Assuming classical physics (no Hawking radiation), spherical symmetry, and no charge, Penrose diagrams are well known for the maximally extended Schwarzschild solution, for the theoretical (not maximally extended) black hole, and for a real astrophysical black hole.
Maximally extended solution:
Theoretical (not maximally extended) black hole. It is easy to see that this diagram is the upper-right part of the diagram above for the maximally extended solution:
Astrophysical black hole:
A white hole is a time reversed black hole with the same metric. We can easily plot a Penrose diagram for a theoretical (not maximally extended) white hole by vertically flipping the second diagram above. The result would look like the lower-right part of the first diagram above for the maximally extended solution.
The resulting diagram would represent a white hole that ho longer exists - nothing can fall toward it, although if it radiated in the past, we might still see its radiation.
The full vertical flip represents the time reversal everywhere, both inside and outside the horizon. However, the Schwarzschild metric is time symmetric outside the horizon. Since reversing time outside does not change anything, we may not have to vertically flip the right part of the diagram outside the horizon. By keeping this part intact we should create a diagram of a white hole that still exists and can attract matter to fall toward it. (Please note that outside the antihorizon white holes attract matter exactly the same way as black holes do.)

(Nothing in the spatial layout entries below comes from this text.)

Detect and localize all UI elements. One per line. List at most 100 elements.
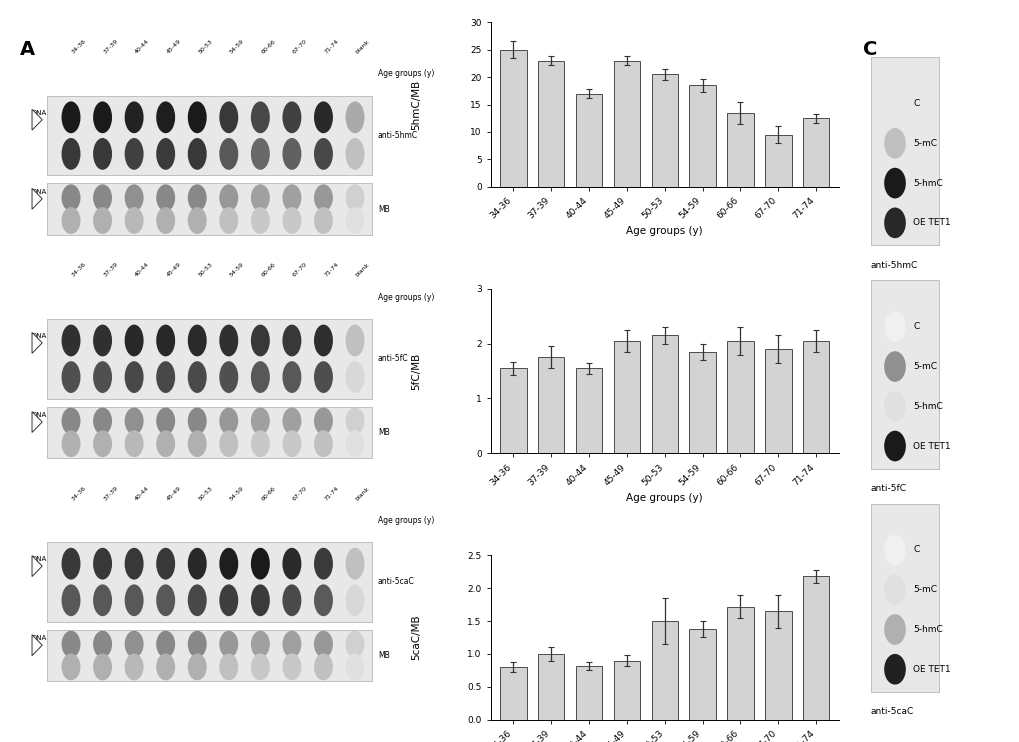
Ellipse shape <box>883 128 905 159</box>
Text: anti-5caC: anti-5caC <box>869 707 913 716</box>
Ellipse shape <box>282 407 301 434</box>
Ellipse shape <box>93 654 112 680</box>
Bar <box>651 621 678 720</box>
Ellipse shape <box>219 138 238 170</box>
Text: DNA: DNA <box>31 110 46 116</box>
Text: C: C <box>912 545 918 554</box>
Bar <box>727 341 753 453</box>
Text: 45-49: 45-49 <box>165 262 181 278</box>
Ellipse shape <box>219 654 238 680</box>
Bar <box>499 50 526 187</box>
Ellipse shape <box>251 407 270 434</box>
Text: blank: blank <box>355 485 371 502</box>
Text: anti-5hmC: anti-5hmC <box>378 131 418 140</box>
Text: DNA: DNA <box>31 188 46 195</box>
Ellipse shape <box>93 585 112 616</box>
Ellipse shape <box>124 548 144 580</box>
Text: C: C <box>912 99 918 108</box>
Bar <box>651 74 678 187</box>
Bar <box>689 352 715 453</box>
Text: 5-mC: 5-mC <box>912 585 936 594</box>
Ellipse shape <box>156 361 175 393</box>
Ellipse shape <box>314 430 332 457</box>
Ellipse shape <box>61 361 81 393</box>
Ellipse shape <box>345 407 364 434</box>
Bar <box>613 341 640 453</box>
Text: 5-hmC: 5-hmC <box>912 179 942 188</box>
Ellipse shape <box>93 184 112 211</box>
Ellipse shape <box>282 361 301 393</box>
Ellipse shape <box>251 585 270 616</box>
Text: 54-59: 54-59 <box>228 262 245 278</box>
Ellipse shape <box>314 654 332 680</box>
Ellipse shape <box>187 585 207 616</box>
Text: 34-36: 34-36 <box>71 485 88 502</box>
Bar <box>764 611 791 720</box>
Text: OE TET1: OE TET1 <box>912 441 950 450</box>
Text: DNA: DNA <box>31 635 46 641</box>
Ellipse shape <box>345 324 364 356</box>
Ellipse shape <box>219 631 238 657</box>
Bar <box>802 118 828 187</box>
Ellipse shape <box>314 407 332 434</box>
Ellipse shape <box>219 102 238 134</box>
Text: 37-39: 37-39 <box>103 485 119 502</box>
FancyBboxPatch shape <box>47 542 372 622</box>
Ellipse shape <box>156 654 175 680</box>
Ellipse shape <box>219 548 238 580</box>
Ellipse shape <box>124 430 144 457</box>
Text: Age groups (y): Age groups (y) <box>378 292 434 302</box>
Ellipse shape <box>93 407 112 434</box>
Text: 5-hmC: 5-hmC <box>912 401 942 411</box>
Ellipse shape <box>251 430 270 457</box>
Text: 45-49: 45-49 <box>165 39 181 55</box>
Ellipse shape <box>61 654 81 680</box>
Text: B: B <box>497 39 512 59</box>
Ellipse shape <box>282 430 301 457</box>
Ellipse shape <box>187 631 207 657</box>
FancyBboxPatch shape <box>47 630 372 681</box>
Bar <box>689 85 715 187</box>
Text: DNA: DNA <box>31 556 46 562</box>
Ellipse shape <box>251 548 270 580</box>
Ellipse shape <box>219 430 238 457</box>
Ellipse shape <box>251 184 270 211</box>
Bar <box>576 93 602 187</box>
Ellipse shape <box>883 168 905 198</box>
Text: anti-5hmC: anti-5hmC <box>869 260 917 270</box>
Text: 60-66: 60-66 <box>260 39 276 55</box>
Text: blank: blank <box>355 39 371 55</box>
Ellipse shape <box>61 631 81 657</box>
Ellipse shape <box>156 407 175 434</box>
Ellipse shape <box>314 102 332 134</box>
Ellipse shape <box>61 548 81 580</box>
Ellipse shape <box>282 207 301 234</box>
Text: 54-59: 54-59 <box>228 39 245 55</box>
Ellipse shape <box>61 138 81 170</box>
Ellipse shape <box>282 324 301 356</box>
Ellipse shape <box>156 430 175 457</box>
Bar <box>764 349 791 453</box>
Bar <box>689 629 715 720</box>
Ellipse shape <box>345 585 364 616</box>
Ellipse shape <box>219 585 238 616</box>
Ellipse shape <box>345 184 364 211</box>
Ellipse shape <box>345 631 364 657</box>
Ellipse shape <box>61 430 81 457</box>
FancyBboxPatch shape <box>47 183 372 235</box>
Bar <box>802 577 828 720</box>
Ellipse shape <box>187 548 207 580</box>
Ellipse shape <box>124 207 144 234</box>
Ellipse shape <box>187 430 207 457</box>
Polygon shape <box>32 556 42 577</box>
Text: anti-5fC: anti-5fC <box>869 484 906 493</box>
Text: Age groups (y): Age groups (y) <box>378 516 434 525</box>
Ellipse shape <box>345 548 364 580</box>
Ellipse shape <box>124 361 144 393</box>
Ellipse shape <box>251 207 270 234</box>
Ellipse shape <box>156 585 175 616</box>
Text: 5-hmC: 5-hmC <box>912 625 942 634</box>
FancyBboxPatch shape <box>47 96 372 175</box>
Ellipse shape <box>282 184 301 211</box>
Ellipse shape <box>93 138 112 170</box>
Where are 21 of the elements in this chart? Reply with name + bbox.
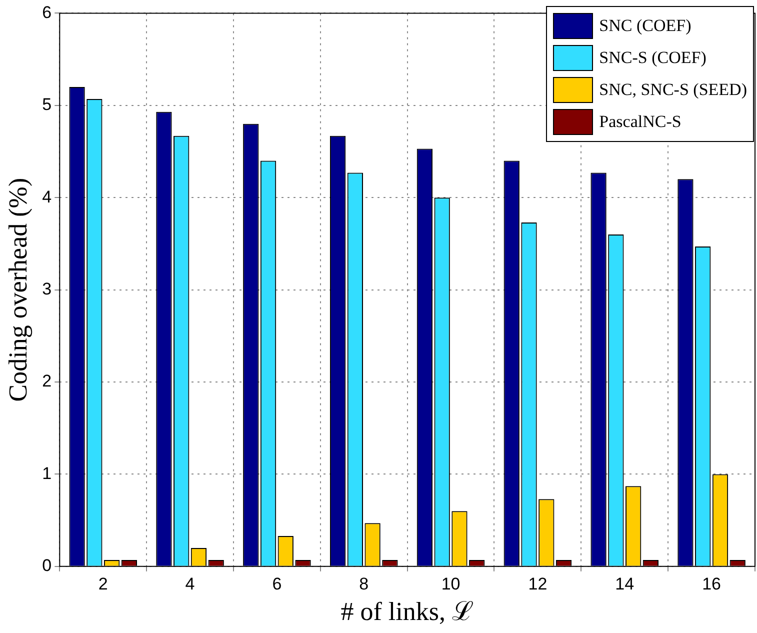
x-tick-label: 2 bbox=[98, 574, 108, 594]
y-tick-label: 6 bbox=[42, 2, 52, 22]
legend-label: SNC, SNC-S (SEED) bbox=[599, 80, 747, 100]
legend-label: SNC (COEF) bbox=[599, 16, 692, 36]
x-tick-label: 12 bbox=[528, 574, 548, 594]
y-axis-title: Coding overhead (%) bbox=[3, 178, 32, 402]
x-tick-label: 14 bbox=[615, 574, 634, 594]
x-tick-label: 4 bbox=[185, 574, 195, 594]
legend-label: SNC-S (COEF) bbox=[599, 48, 706, 68]
x-axis-title: # of links, ℒ bbox=[340, 597, 474, 626]
x-tick-label: 6 bbox=[272, 574, 282, 594]
y-tick-label: 1 bbox=[42, 464, 52, 483]
y-tick-label: 0 bbox=[42, 556, 52, 576]
y-tick-label: 4 bbox=[42, 187, 52, 206]
x-tick-label: 16 bbox=[702, 574, 721, 594]
x-tick-label: 8 bbox=[359, 574, 369, 594]
legend-label: PascalNC-S bbox=[599, 112, 682, 132]
y-tick-label: 3 bbox=[42, 279, 52, 298]
y-tick-label: 5 bbox=[42, 95, 52, 114]
y-tick-label: 2 bbox=[42, 372, 52, 391]
x-tick-label: 10 bbox=[441, 574, 460, 594]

It is however unclear how to time reverse the left part of the diagram (inside the horizon) without moving it down from the future to the infinite past.
While we are not aware of any physical process that could lead to the formation of white holes, we still can consider their hypothetical existence just as a thought experiment based on the math of the Schwarzschild solution. We also cannot completely rule out the existence of primordial black holes created by the Big Bang perhaps in a process that may not be fully understood (e.g. some Quantum Gravity process). This question is about such a hypothetical astrophysical white hole that could still exist somewhere and attract matter by its gravity.

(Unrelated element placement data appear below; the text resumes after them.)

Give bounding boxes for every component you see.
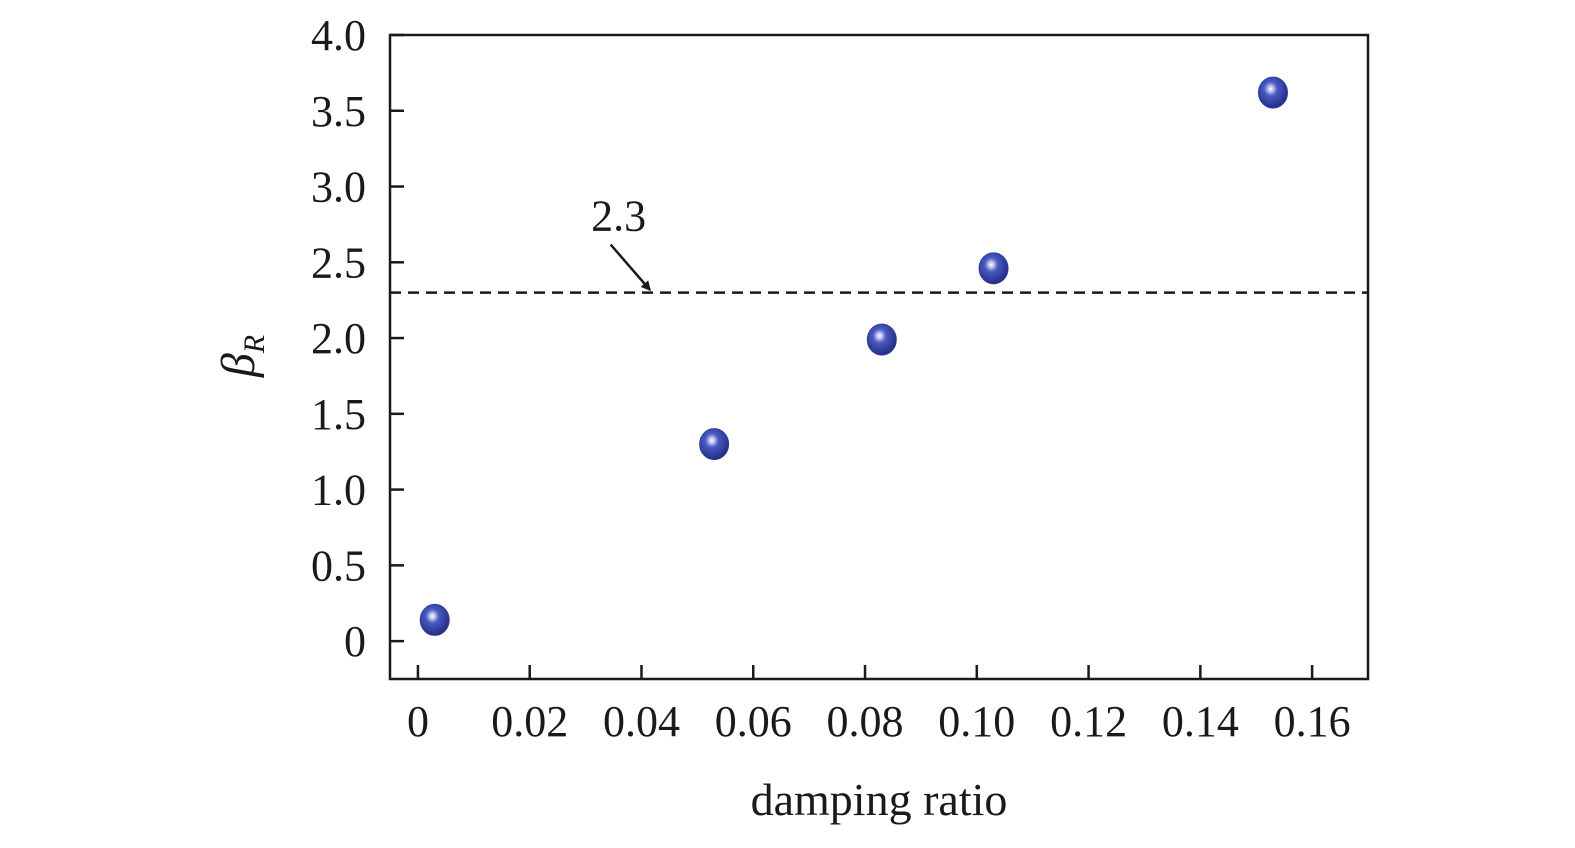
y-tick-label: 4.0	[311, 11, 366, 60]
data-point	[419, 603, 450, 636]
x-axis-ticks: 0 0.02 0.04 0.06 0.08 0.10 0.12 0.14 0.16	[407, 665, 1351, 746]
annotation-arrow	[609, 243, 651, 292]
y-tick-label: 3.0	[311, 163, 366, 212]
y-tick-label: 0	[344, 617, 366, 666]
plot-frame	[388, 33, 1370, 681]
data-point	[978, 252, 1009, 285]
y-tick-label: 1.0	[311, 466, 366, 515]
x-tick-label: 0	[407, 697, 429, 746]
data-points	[419, 76, 1288, 636]
y-axis-title-subscript: R	[238, 335, 271, 354]
y-tick-label: 0.5	[311, 541, 366, 590]
x-tick-label: 0.02	[491, 697, 568, 746]
x-tick-label: 0.10	[938, 697, 1015, 746]
annotation-label: 2.3	[591, 192, 646, 241]
x-tick-label: 0.04	[603, 697, 680, 746]
y-tick-label: 1.5	[311, 390, 366, 439]
x-axis-title: damping ratio	[751, 774, 1008, 825]
data-point	[866, 323, 897, 356]
y-axis-title: βR	[212, 335, 271, 378]
y-tick-label: 2.5	[311, 238, 366, 287]
y-tick-label: 3.5	[311, 87, 366, 136]
data-point	[699, 428, 730, 461]
y-axis-title-symbol: β	[212, 353, 265, 378]
y-tick-label: 2.0	[311, 314, 366, 363]
x-tick-label: 0.12	[1050, 697, 1127, 746]
x-tick-label: 0.08	[827, 697, 904, 746]
y-axis-ticks: 0 0.5 1.0 1.5 2.0 2.5 3.0 3.5 4.0	[311, 11, 404, 666]
data-point	[1257, 76, 1288, 109]
x-tick-label: 0.16	[1274, 697, 1351, 746]
reference-line-group: 2.3	[390, 192, 1368, 294]
x-tick-label: 0.14	[1162, 697, 1239, 746]
x-tick-label: 0.06	[715, 697, 792, 746]
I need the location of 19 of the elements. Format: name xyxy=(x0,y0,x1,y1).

I realize that light rays or objects falling to such a white hole cannot cross the antihorizon, so their geodesics must become incomplete by ending the proper time (or the affine parameter) at the antihorizon. This represents an asymmetry beyond the time reversal implying that the described procedure may be invalid and thus the existence of such white holes may be impossible even hypothetically.
QUESTION: What is a Penrose diagram of a hypothetical astrophysical white hole, not the theoretical one that exists in the infinite past, but the one that still exists (e.g. primordial) and can attract matter?
(CLARIFICATION: This question is not about the maximally extended solution.)
Or must all hypothetical white holes exist only in the infinite past without a possibility of any matter falling toward them?